News & Politics

Fired NYC Watchdog Slams de Blasio in 10-Page Letter, Claims He Tried to Quash Probes

(Photo by Albin Lohr-Jones/Sipa USA)(Sipa via AP Images)

New York City’s Marxist Mayor is being accused of doing what the organized left has been accusing President Donald Trump of wanting to do for two years: Firing a watchdog and trying to block critical reports about his administration.

Mayor de Blasio on Friday announced that he was firing Department of Investigations (DOI) Commissioner Mark Peters, claiming he had abused the powers of his office. Peters, who is still on the job until Wednesday, says he was fired under false pretenses.

The watchdog sent a ten-page letter to City Council Speaker Corey Johnson on Monday, detailing arguments his office had had with de Blasio’s administration.

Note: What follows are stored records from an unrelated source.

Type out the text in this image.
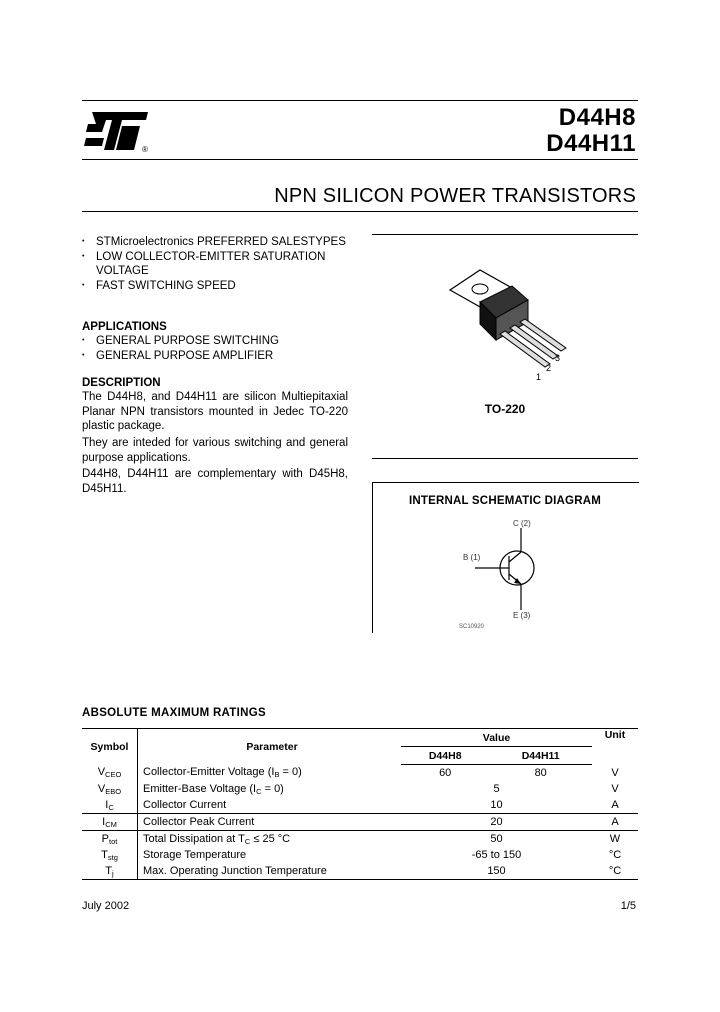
®
D44H8
D44H11
NPN SILICON POWER TRANSISTORS
• STMicroelectronics PREFERRED SALESTYPES
• LOW COLLECTOR-EMITTER SATURATION VOLTAGE
• FAST SWITCHING SPEED
APPLICATIONS
• GENERAL PURPOSE SWITCHING
• GENERAL PURPOSE AMPLIFIER
DESCRIPTION

The D44H8, and D44H11 are silicon Multiepitaxial Planar NPN transistors mounted in Jedec TO-220 plastic package.

They are inteded for various switching and general purpose applications.

D44H8, D44H11 are complementary with D45H8, D45H11.

1
2
3
TO-220
INTERNAL SCHEMATIC DIAGRAM
C (2)
B (1)
E (3)
SC10920
ABSOLUTE MAXIMUM RATINGS
Symbol	Parameter	Value		Unit
		D44H8	D44H11	
$V_{CEO}$	Collector-Emitter Voltage $(I_B = 0)$	60	80	V
$V_{EBO}$	Emitter-Base Voltage $(I_C = 0)$	5		V
$I_C$	Collector Current	10		A
$I_{CM}$	Collector Peak Current	20		A
$P_{tot}$	Total Dissipation at $T_C \le 25$ °C	50		W
$T_{stg}$	Storage Temperature	-65 to 150		°C
$T_j$	Max. Operating Junction Temperature	150		°C
July 2002	1/5
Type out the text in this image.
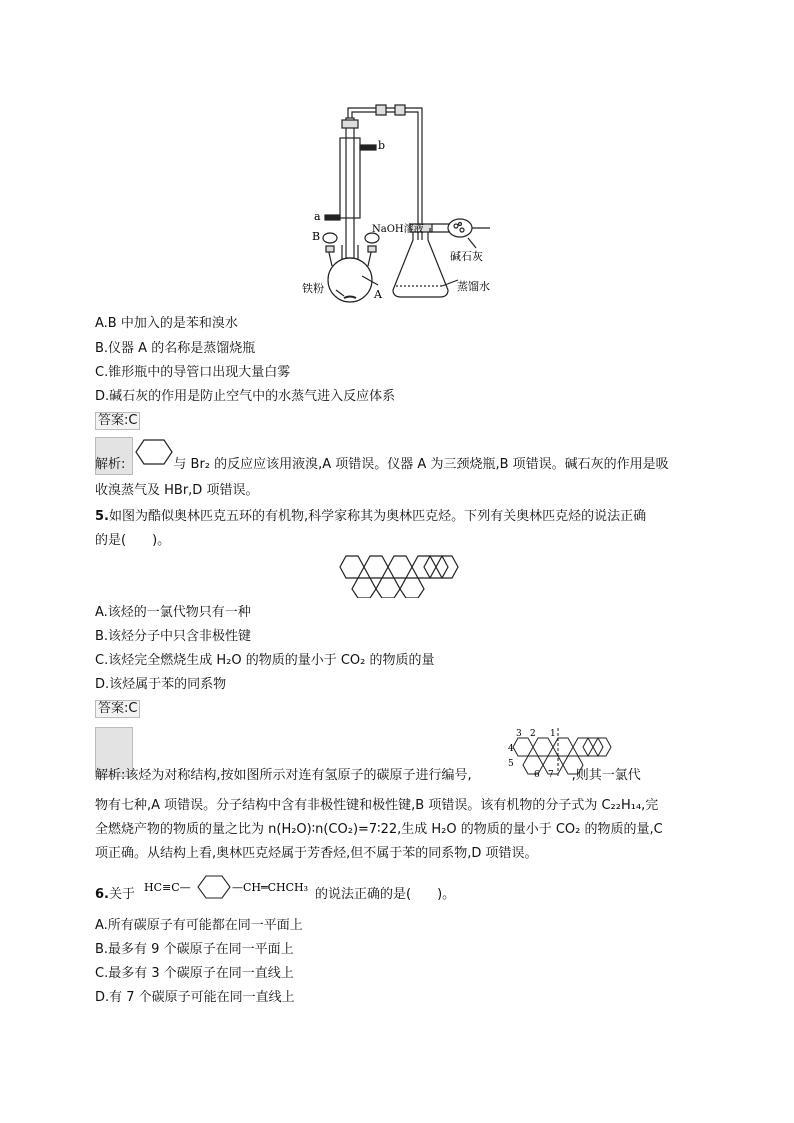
b
a
B
NaOH溶液
铁粉	A
碱石灰
蒸馏水
A.B 中加入的是苯和溴水
B.仪器 A 的名称是蒸馏烧瓶
C.锥形瓶中的导管口出现大量白雾
D.碱石灰的作用是防止空气中的水蒸气进入反应体系
答案:C
解析:	与 Br₂ 的反应应该用液溴,A 项错误。仪器 A 为三颈烧瓶,B 项错误。碱石灰的作用是吸
收溴蒸气及 HBr,D 项错误。
5.如图为酷似奥林匹克五环的有机物,科学家称其为奥林匹克烃。下列有关奥林匹克烃的说法正确
的是(　　)。
A.该烃的一氯代物只有一种
B.该烃分子中只含非极性键
C.该烃完全燃烧生成 H₂O 的物质的量小于 CO₂ 的物质的量
D.该烃属于苯的同系物
答案:C
1
2
3
4
5
6 7
解析:该烃为对称结构,按如图所示对连有氢原子的碳原子进行编号,	,则其一氯代
物有七种,A 项错误。分子结构中含有非极性键和极性键,B 项错误。该有机物的分子式为 C₂₂H₁₄,完
全燃烧产物的物质的量之比为 n(H₂O)∶n(CO₂)=7∶22,生成 H₂O 的物质的量小于 CO₂ 的物质的量,C
项正确。从结构上看,奥林匹克烃属于芳香烃,但不属于苯的同系物,D 项错误。
6.关于	的说法正确的是(　　)。
HC≡C—	—CH═CHCH₃
A.所有碳原子有可能都在同一平面上
B.最多有 9 个碳原子在同一平面上
C.最多有 3 个碳原子在同一直线上
D.有 7 个碳原子可能在同一直线上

Peters blasted de Blasio and his staff, saying they “took actions to demonstrate their anger in ways that were clearly designed to be intimidating” whenever he declined to delay or quash reports on his team’s investigations.

In one such case, Peters claimed that de Blasio phoned him personally in early 2017 to beg him not to release a report criticizing the Administration for Children’s Services following the death of a child under agency supervision.

“When I informed the mayor that DOI was obligated to make its findings public, he yelled at me, accused me of trying to bring his administration ‘down’ and then informed me he was ‘going to hang up now before I say something I shouldn’t,'” Peters said.

He accused the de Blasio administration of also trying to quash a report in November 2017 criticizing the New York City Housing Authority for failing to conduct proper lead inspections and trying to conceal it.

Peters’s letter came out as de Blasio faced yet more questions over how the city has dealt with lead paint concerns following a report from The New York Times saying that for at least 20 years, NYCHA challenged almost all findings of lead paint in its apartments and orders from the city’s Health Department to remediate them, and often were able to get that department to back down.

That followed other media reports, like one saying more than 800 children in public housing had been found with elevated lead levels in their bloodstream between 2012 and 2016.

At an event Monday to announce improvements to NYCHA housing through an unrelated program, de Blasio insisted that his administration came in not knowing the scope of the problem and had taken steps to deal with problems around lead paint as officials became aware of them, and that the city no longer challenged remediation orders from the Health Department.

“Once it started to be clear that there was something fundamentally wrong, piece by piece we have tried to address the lead issue,” de Blasio said.

But the lead issue is only the tip of the iceberg when it comes to the city’s decrepit public housing system.

Last week, a judge rejected a $2 billion deal aimed at settling lawsuits over unhealthy conditions for its residents, saying more can be done in buildings that are “literally falling apart.”

A public hearing in September attracted dozens of residents to complain about rats, roaches, and mold in buildings run by the agency.

The judge said authorities may have to consider public-private housing partnerships or replacing management of NYCHA.

De Blasio pushed back against that idea Monday, saying he thought the structure in place now was the best way to move forward, and that the city would be working with federal officials to try to find a way forward.

De Blasio denied doing anything improper in regard to DOI investigations during the press conference Monday.

“In every instance with the DOI, we respected that the DOI had a job to do,” he said.

When asked whether it was ever appropriate for his office to request that the DOI not release a report, de Blasio insisted that he did nothing wrong.

“To debate what to do about findings is 100 percent appropriate,” the mayor argued, in order “to understand if the findings are accurate, to ask tough questions, to understand what the recommendations are …”

He added that some recommendations are accepted instantly while others are debated. “That’s normal,” he said.

When asked if he denied ever calling Peters to pressure him to refrain from releasing the ACS report, de Blasio denied the allegation.

“That’s just false,” he said. “I’m sure I had conversations with Mr. Peters and I’m sure I had disagreements but that characterization is false.

When asked if he had tried to “deep six” another investigation, de Blasio exclaimed, “False! false!” and attacked the whistleblower.

“Look — unfortunately, this is an individual who did some very inappropriate things,” he said, claiming that there had been an independent investigation which found that he had done inappropriate things.

“Those characterizations are not fair and are not accurate,” he insisted.